La consigne s’attire-t-elle les critiques de la majorité des industriels car elle offrirait, comme le prétend en 2008 Eco-Emballages, un « (...) bilan environnemental généralement non favorable » [5] ou parce qu’elle fait obstacle au commerce sans contraintes ? Rappelons que la première directive européenne propre aux emballages et aux déchets d’emballages ménagers et non ménagers a été adoptée fin 1994, alors que le système français des éco-organismes était déjà en place.
« La démarche qui a présidé à la création de l’Adelphe, en 1992, était à la fois positive (la récupération du verre est relativement facile à organiser, le recyclage est économiquement intéressant parce qu’il engendre des économies d’énergie, la création d’une filière spécifique répond à un besoin économique et social) et préventive, pour ne pas dire défensive. L’enjeu, pour les industriels, était d’éviter une directive européenne s’inspirant du modèle allemand fondé essentiellement sur la consigne.
Ce choix allemand n’était d’ailleurs pas inspiré par des considérations uniquement techniques ni écologiques, mais était un moyen détourné, mais efficace, d’éviter la concurrence des eaux étrangères (en l’espèce les eaux italiennes et surtout françaises) » [6] nous apprend au passage le rapport des élus.
Pour le Cniid, ce ne sont donc pas des considérations environnementales mais avant tout de nature commerciale qui ont conduit à la disparition de la consigne pour réutilisation au profit des emballages à usage unique.
Rien ne permet de justifier aujourd’hui l’opposition à la consigne pour réutilisation. Et une étude de faisabilité permettant de définir les conditions de mise en œuvre de la consigne des bouteilles pour réutilisation en France serait la seule suite cohérente des travaux conduits depuis 2008 [7].

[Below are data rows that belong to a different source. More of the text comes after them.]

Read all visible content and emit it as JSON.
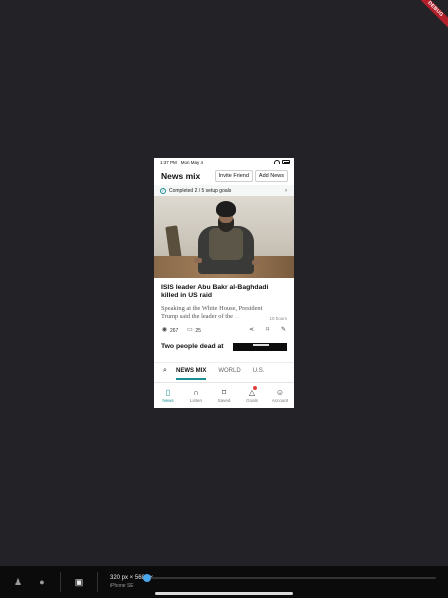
{
  "debug_banner": "DEBUG",
  "status_bar": {
    "time": "1:37 PM",
    "date": "Mon May 4"
  },
  "app_bar": {
    "title": "News mix",
    "invite_label": "Invite Friend",
    "add_news_label": "Add News"
  },
  "setup_banner": {
    "text": "Completed 2 / 5 setup goals",
    "completed": 2,
    "total": 5
  },
  "article": {
    "headline": "ISIS leader Abu Bakr al-Baghdadi killed in US raid",
    "summary_line1": "Speaking at the White House, President",
    "summary_line2": "Trump said the leader of the",
    "summary_fade": " …",
    "time": "10 hours",
    "views": "267",
    "comments": "25"
  },
  "next_article": {
    "headline": "Two people dead at"
  },
  "tabs": [
    {
      "label": "NEWS MIX",
      "active": true
    },
    {
      "label": "WORLD",
      "active": false
    },
    {
      "label": "U.S.",
      "active": false
    }
  ],
  "bottom_nav": [
    {
      "label": "News",
      "icon": "book-icon",
      "active": true
    },
    {
      "label": "Listen",
      "icon": "headphones-icon",
      "active": false
    },
    {
      "label": "Saved",
      "icon": "bookmark-icon",
      "active": false
    },
    {
      "label": "Goals",
      "icon": "bell-icon",
      "active": false
    },
    {
      "label": "Account",
      "icon": "person-icon",
      "active": false
    }
  ],
  "device_toolbar": {
    "size": "320 px × 568 px",
    "device": "iPhone SE",
    "zoom_fraction": 0
  },
  "colors": {
    "accent": "#1b8f94",
    "badge": "#e0413d",
    "background": "#232226",
    "slider": "#3aa0e8"
  }
}
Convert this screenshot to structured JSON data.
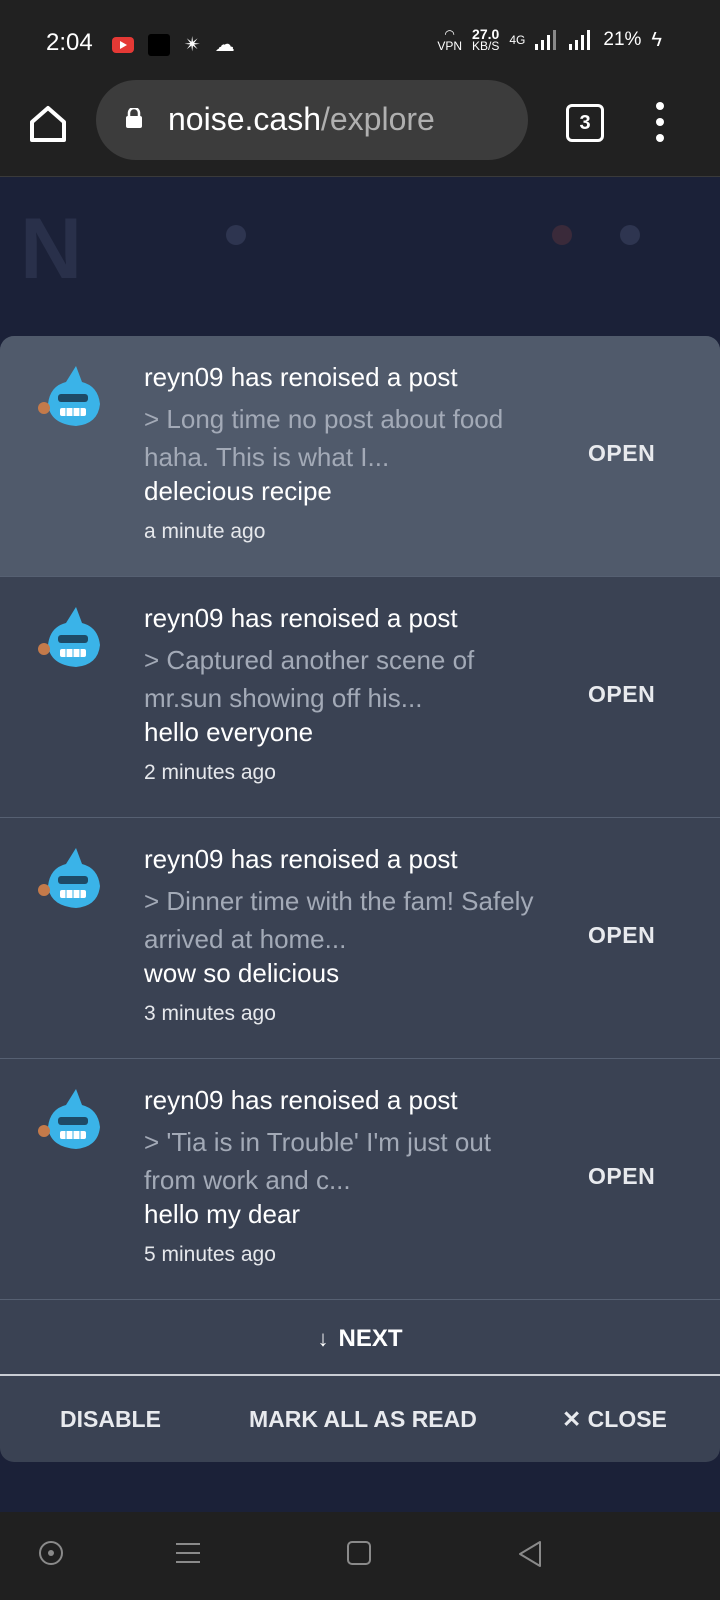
{
  "status_bar": {
    "time": "2:04",
    "vpn": "VPN",
    "speed_value": "27.0",
    "speed_unit": "KB/S",
    "network": "4G",
    "battery": "21%"
  },
  "browser": {
    "url_domain": "noise.cash",
    "url_path": "/explore",
    "tab_count": "3"
  },
  "notifications": [
    {
      "title": "reyn09 has renoised a post",
      "snippet": "> Long time no post about food haha. This is what I...",
      "comment": "delecious recipe",
      "time": "a minute ago",
      "action": "OPEN"
    },
    {
      "title": "reyn09 has renoised a post",
      "snippet": "> Captured another scene of mr.sun showing off his...",
      "comment": "hello everyone",
      "time": "2 minutes ago",
      "action": "OPEN"
    },
    {
      "title": "reyn09 has renoised a post",
      "snippet": "> Dinner time with the fam! Safely arrived at home...",
      "comment": "wow so delicious",
      "time": "3 minutes ago",
      "action": "OPEN"
    },
    {
      "title": "reyn09 has renoised a post",
      "snippet": "> 'Tia is in Trouble' I'm just out from work and c...",
      "comment": "hello my dear",
      "time": "5 minutes ago",
      "action": "OPEN"
    }
  ],
  "panel": {
    "next_label": "NEXT",
    "disable_label": "DISABLE",
    "mark_all_label": "MARK ALL AS READ",
    "close_label": "CLOSE"
  },
  "colors": {
    "panel_bg": "#3a4253",
    "highlight_bg": "#505a6b",
    "avatar_color": "#3ab3e8"
  }
}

Les uns la regrettent, les autres la redoutent, une chose est sûre : la consigne agite les esprits. Si la bouteille consignée continue à exister dans certains endroits, à l’image de la « 75 cl Alsace » et dans les circuits de restauration et d’hôtellerie, dans l’ensemble, elle se fait rare de nos jours. Pourquoi et quand a-t-elle cédé sa place à ses équivalents jetables ?
L’apparition du jetable
Les années 1960 sont marquées par l’automatisation de la production industrielle. De nouveaux produits inondent le marché, le concept du jetable fait son entrée et la société de consommation s’installe progressivement. L’emballage à usage unique devient un argument de vente. Ainsi, en 1963, un fabricant d’huile en bouteille vante les avantages de la bouteille non consignée : « C’est plus sûr : non consignée, la bouteille ne sert que pour vous, elle ne sert qu‘une fois ; vide, on la jette, elle ne revient pas » [1].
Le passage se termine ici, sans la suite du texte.